Morgan Stanley (MS) expects Thai Baht (THB) to benefit from a rebound in the tourism sector within Asia ex-Japan (AXJ), citing a balance of payment and economic perspective, as well as Thailand is the only AXJ economy to enjoy positive net travel inflows since reopening its borders.
According to a paper published by Morgan Stanley, Asian economies are joining in the global tourist recovery, with India and Southeast Asian countries in the front.
As the first nation to reopen its borders for international travelers, India has a head start on the industry’s rebound. The number of visitors has risen to 70% of pre-Covid levels. Many ASEAN economies are also seeing a brisk recovery, headed by Singapore and Malaysia, with tourist numbers already returning at 45% of pre-Covid levels. Meanwhile, tourist arrivals in Thailand have surged significantly since May, hitting 34% of pre-Covid levels.

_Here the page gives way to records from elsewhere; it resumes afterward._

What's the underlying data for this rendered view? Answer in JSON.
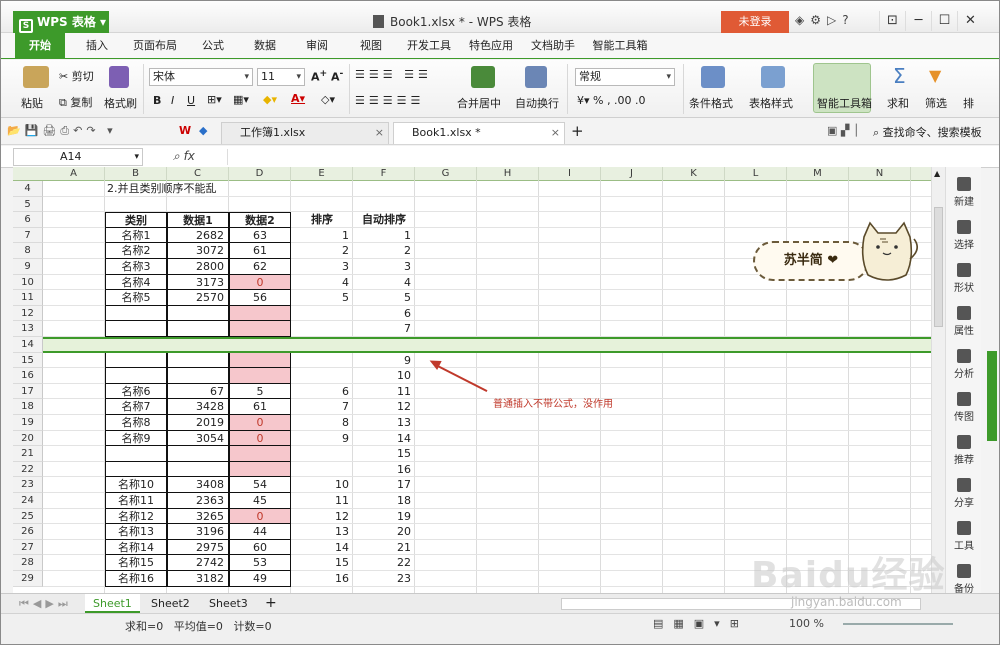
{
  "app": {
    "name": "WPS 表格",
    "window_title": "Book1.xlsx * - WPS 表格",
    "login": "未登录",
    "accent": "#3d9a2a"
  },
  "tabs": [
    "开始",
    "插入",
    "页面布局",
    "公式",
    "数据",
    "审阅",
    "视图",
    "开发工具",
    "特色应用",
    "文档助手",
    "智能工具箱"
  ],
  "ribbon": {
    "paste": "粘贴",
    "cut": "剪切",
    "copy": "复制",
    "format_painter": "格式刷",
    "font_name": "宋体",
    "font_size": "11",
    "merge_center": "合并居中",
    "wrap_text": "自动换行",
    "number_format": "常规",
    "cond_format": "条件格式",
    "table_style": "表格样式",
    "smart_toolbox": "智能工具箱",
    "sum": "求和",
    "filter": "筛选",
    "sort": "排"
  },
  "doctabs": [
    {
      "label": "工作簿1.xlsx"
    },
    {
      "label": "Book1.xlsx *"
    }
  ],
  "search_placeholder": "查找命令、搜索模板",
  "formula_bar": {
    "name_box": "A14",
    "fx": "fx"
  },
  "columns": [
    "A",
    "B",
    "C",
    "D",
    "E",
    "F",
    "G",
    "H",
    "I",
    "J",
    "K",
    "L",
    "M",
    "N"
  ],
  "rows": [
    "4",
    "5",
    "6",
    "7",
    "8",
    "9",
    "10",
    "11",
    "12",
    "13",
    "14",
    "15",
    "16",
    "17",
    "18",
    "19",
    "20",
    "21",
    "22",
    "23",
    "24",
    "25",
    "26",
    "27",
    "28",
    "29"
  ],
  "row4_text": "2.并且类别顺序不能乱",
  "table_header": [
    "类别",
    "数据1",
    "数据2",
    "排序",
    "自动排序"
  ],
  "table_rows": [
    [
      "名称1",
      "2682",
      "63",
      "1",
      "1"
    ],
    [
      "名称2",
      "3072",
      "61",
      "2",
      "2"
    ],
    [
      "名称3",
      "2800",
      "62",
      "3",
      "3"
    ],
    [
      "名称4",
      "3173",
      "0",
      "4",
      "4"
    ],
    [
      "名称5",
      "2570",
      "56",
      "5",
      "5"
    ],
    [
      "",
      "",
      "",
      "",
      "6"
    ],
    [
      "",
      "",
      "",
      "",
      "7"
    ],
    [
      "",
      "",
      "",
      "",
      ""
    ],
    [
      "",
      "",
      "",
      "",
      "9"
    ],
    [
      "",
      "",
      "",
      "",
      "10"
    ],
    [
      "名称6",
      "67",
      "5",
      "6",
      "11"
    ],
    [
      "名称7",
      "3428",
      "61",
      "7",
      "12"
    ],
    [
      "名称8",
      "2019",
      "0",
      "8",
      "13"
    ],
    [
      "名称9",
      "3054",
      "0",
      "9",
      "14"
    ],
    [
      "",
      "",
      "",
      "",
      "15"
    ],
    [
      "",
      "",
      "",
      "",
      "16"
    ],
    [
      "名称10",
      "3408",
      "54",
      "10",
      "17"
    ],
    [
      "名称11",
      "2363",
      "45",
      "11",
      "18"
    ],
    [
      "名称12",
      "3265",
      "0",
      "12",
      "19"
    ],
    [
      "名称13",
      "3196",
      "44",
      "13",
      "20"
    ],
    [
      "名称14",
      "2975",
      "60",
      "14",
      "21"
    ],
    [
      "名称15",
      "2742",
      "53",
      "15",
      "22"
    ],
    [
      "名称16",
      "3182",
      "49",
      "16",
      "23"
    ]
  ],
  "annotation": "普通插入不带公式，没作用",
  "badge_text": "苏半简 ❤",
  "right_panel": [
    "新建",
    "选择",
    "形状",
    "属性",
    "分析",
    "传图",
    "推荐",
    "分享",
    "工具",
    "备份"
  ],
  "sheet_tabs": [
    "Sheet1",
    "Sheet2",
    "Sheet3"
  ],
  "status": {
    "sum": "求和=0",
    "avg": "平均值=0",
    "count": "计数=0",
    "zoom": "100 %"
  },
  "watermark": "Baidu经验",
  "watermark_url": "jingyan.baidu.com"
}
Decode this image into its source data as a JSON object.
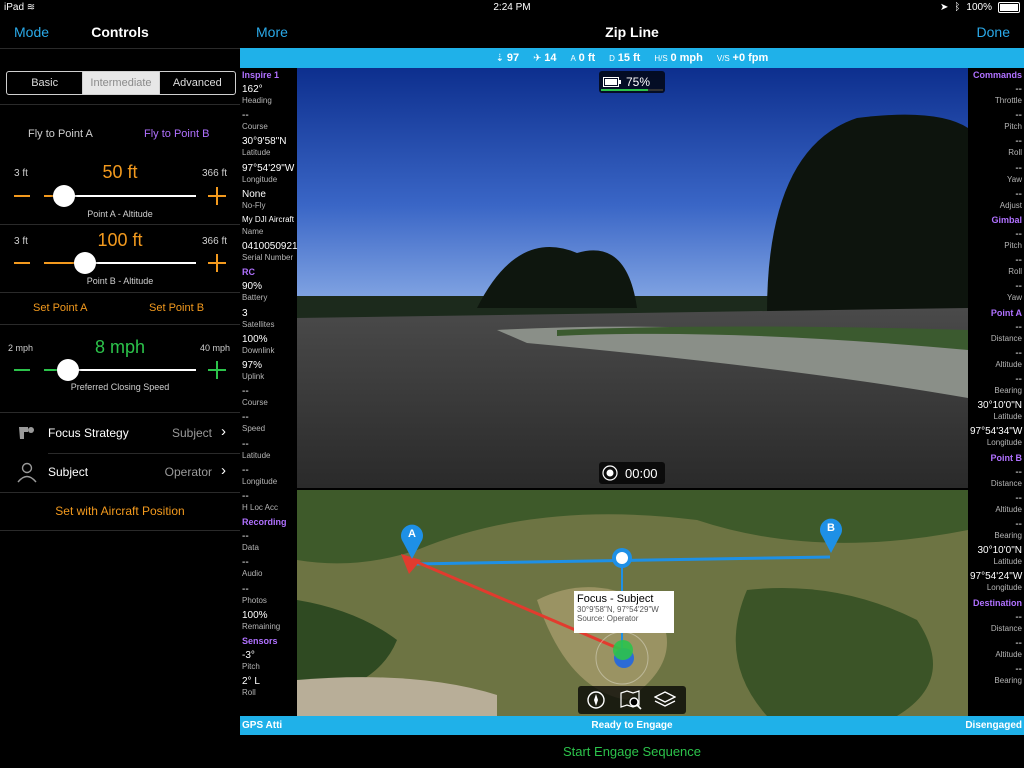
{
  "status_bar": {
    "device": "iPad",
    "time": "2:24 PM",
    "battery": "100%"
  },
  "left_panel": {
    "nav": {
      "mode": "Mode",
      "title": "Controls"
    },
    "tabs": [
      {
        "label": "Basic"
      },
      {
        "label": "Intermediate"
      },
      {
        "label": "Advanced"
      }
    ],
    "fly_to_a": "Fly to Point A",
    "fly_to_b": "Fly to Point B",
    "slider_a": {
      "min": "3 ft",
      "max": "366 ft",
      "value": "50 ft",
      "caption": "Point A - Altitude",
      "fraction": 0.13
    },
    "slider_b": {
      "min": "3 ft",
      "max": "366 ft",
      "value": "100 ft",
      "caption": "Point B - Altitude",
      "fraction": 0.27
    },
    "set_point_a": "Set Point A",
    "set_point_b": "Set Point B",
    "slider_speed": {
      "min": "2 mph",
      "max": "40 mph",
      "value": "8 mph",
      "caption": "Preferred Closing Speed",
      "fraction": 0.16
    },
    "focus_strategy": {
      "label": "Focus Strategy",
      "value": "Subject"
    },
    "subject": {
      "label": "Subject",
      "value": "Operator"
    },
    "set_with_aircraft": "Set with Aircraft Position",
    "colors": {
      "accent": "#2aa9e8",
      "orange": "#f39a1e",
      "purple": "#b071ff",
      "green": "#2cc34b"
    }
  },
  "top_bar": {
    "more": "More",
    "title": "Zip Line",
    "done": "Done"
  },
  "telemetry_bar": {
    "signal": "97",
    "satellites": "14",
    "a_label": "A",
    "a_value": "0 ft",
    "d_label": "D",
    "d_value": "15 ft",
    "hs_label": "H/S",
    "hs_value": "0 mph",
    "vs_label": "V/S",
    "vs_value": "+0 fpm"
  },
  "left_column": [
    {
      "type": "section",
      "text": "Inspire 1"
    },
    {
      "value": "162°",
      "label": "Heading"
    },
    {
      "value": "--",
      "label": "Course"
    },
    {
      "value": "30°9'58\"N",
      "label": "Latitude"
    },
    {
      "value": "97°54'29\"W",
      "label": "Longitude"
    },
    {
      "value": "None",
      "label": "No-Fly"
    },
    {
      "value": "My DJI Aircraft",
      "label": "Name"
    },
    {
      "value": "0410050921",
      "label": "Serial Number"
    },
    {
      "type": "section",
      "text": "RC"
    },
    {
      "value": "90%",
      "label": "Battery"
    },
    {
      "value": "3",
      "label": "Satellites"
    },
    {
      "value": "100%",
      "label": "Downlink"
    },
    {
      "value": "97%",
      "label": "Uplink"
    },
    {
      "value": "--",
      "label": "Course"
    },
    {
      "value": "--",
      "label": "Speed"
    },
    {
      "value": "--",
      "label": "Latitude"
    },
    {
      "value": "--",
      "label": "Longitude"
    },
    {
      "value": "--",
      "label": "H Loc Acc"
    },
    {
      "type": "section",
      "text": "Recording"
    },
    {
      "value": "--",
      "label": "Data"
    },
    {
      "value": "--",
      "label": "Audio"
    },
    {
      "value": "--",
      "label": "Photos"
    },
    {
      "value": "100%",
      "label": "Remaining"
    },
    {
      "type": "section",
      "text": "Sensors"
    },
    {
      "value": "-3°",
      "label": "Pitch"
    },
    {
      "value": "2° L",
      "label": "Roll"
    }
  ],
  "right_column": [
    {
      "type": "section",
      "text": "Commands"
    },
    {
      "value": "--",
      "label": "Throttle"
    },
    {
      "value": "--",
      "label": "Pitch"
    },
    {
      "value": "--",
      "label": "Roll"
    },
    {
      "value": "--",
      "label": "Yaw"
    },
    {
      "value": "--",
      "label": "Adjust"
    },
    {
      "type": "section",
      "text": "Gimbal"
    },
    {
      "value": "--",
      "label": "Pitch"
    },
    {
      "value": "--",
      "label": "Roll"
    },
    {
      "value": "--",
      "label": "Yaw"
    },
    {
      "type": "section",
      "text": "Point A"
    },
    {
      "value": "--",
      "label": "Distance"
    },
    {
      "value": "--",
      "label": "Altitude"
    },
    {
      "value": "--",
      "label": "Bearing"
    },
    {
      "value": "30°10'0\"N",
      "label": "Latitude"
    },
    {
      "value": "97°54'34\"W",
      "label": "Longitude"
    },
    {
      "type": "section",
      "text": "Point B"
    },
    {
      "value": "--",
      "label": "Distance"
    },
    {
      "value": "--",
      "label": "Altitude"
    },
    {
      "value": "--",
      "label": "Bearing"
    },
    {
      "value": "30°10'0\"N",
      "label": "Latitude"
    },
    {
      "value": "97°54'24\"W",
      "label": "Longitude"
    },
    {
      "type": "section",
      "text": "Destination"
    },
    {
      "value": "--",
      "label": "Distance"
    },
    {
      "value": "--",
      "label": "Altitude"
    },
    {
      "value": "--",
      "label": "Bearing"
    }
  ],
  "camera": {
    "battery": "75%",
    "battery_level": 0.75,
    "record_time": "00:00"
  },
  "map": {
    "marker_a": "A",
    "marker_b": "B",
    "callout_title": "Focus - Subject",
    "callout_coords": "30°9'58\"N, 97°54'29\"W",
    "callout_source": "Source: Operator"
  },
  "bottom_bar": {
    "left": "GPS Atti",
    "center": "Ready to Engage",
    "right": "Disengaged"
  },
  "engage": "Start Engage Sequence"
}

MS predicted that THB and Malaysian Ringgit (MYR) would see the greatest gains within AXJ following the rebound of the tourism industry. Net travel inflows accounted for 8.7% of Thailand’s GDP and 2% of Malaysia’s GDP before the Covid-19 pandemic hit. Within AXJ, tourism was the key contributor to the economies of Thailand, the Philippines, and Malaysia. The Thai economy is the only AXJ economy with positive net travel inflows, but the current inflows are only 6% of that seen pre-Covid, at 0.5% of GDP.
Singapore, China, and Taiwan, on the other hand, saw the highest net outflows from travel pre-Covid, indicating that a recovery in tourism would be a drag on their current account surpluses.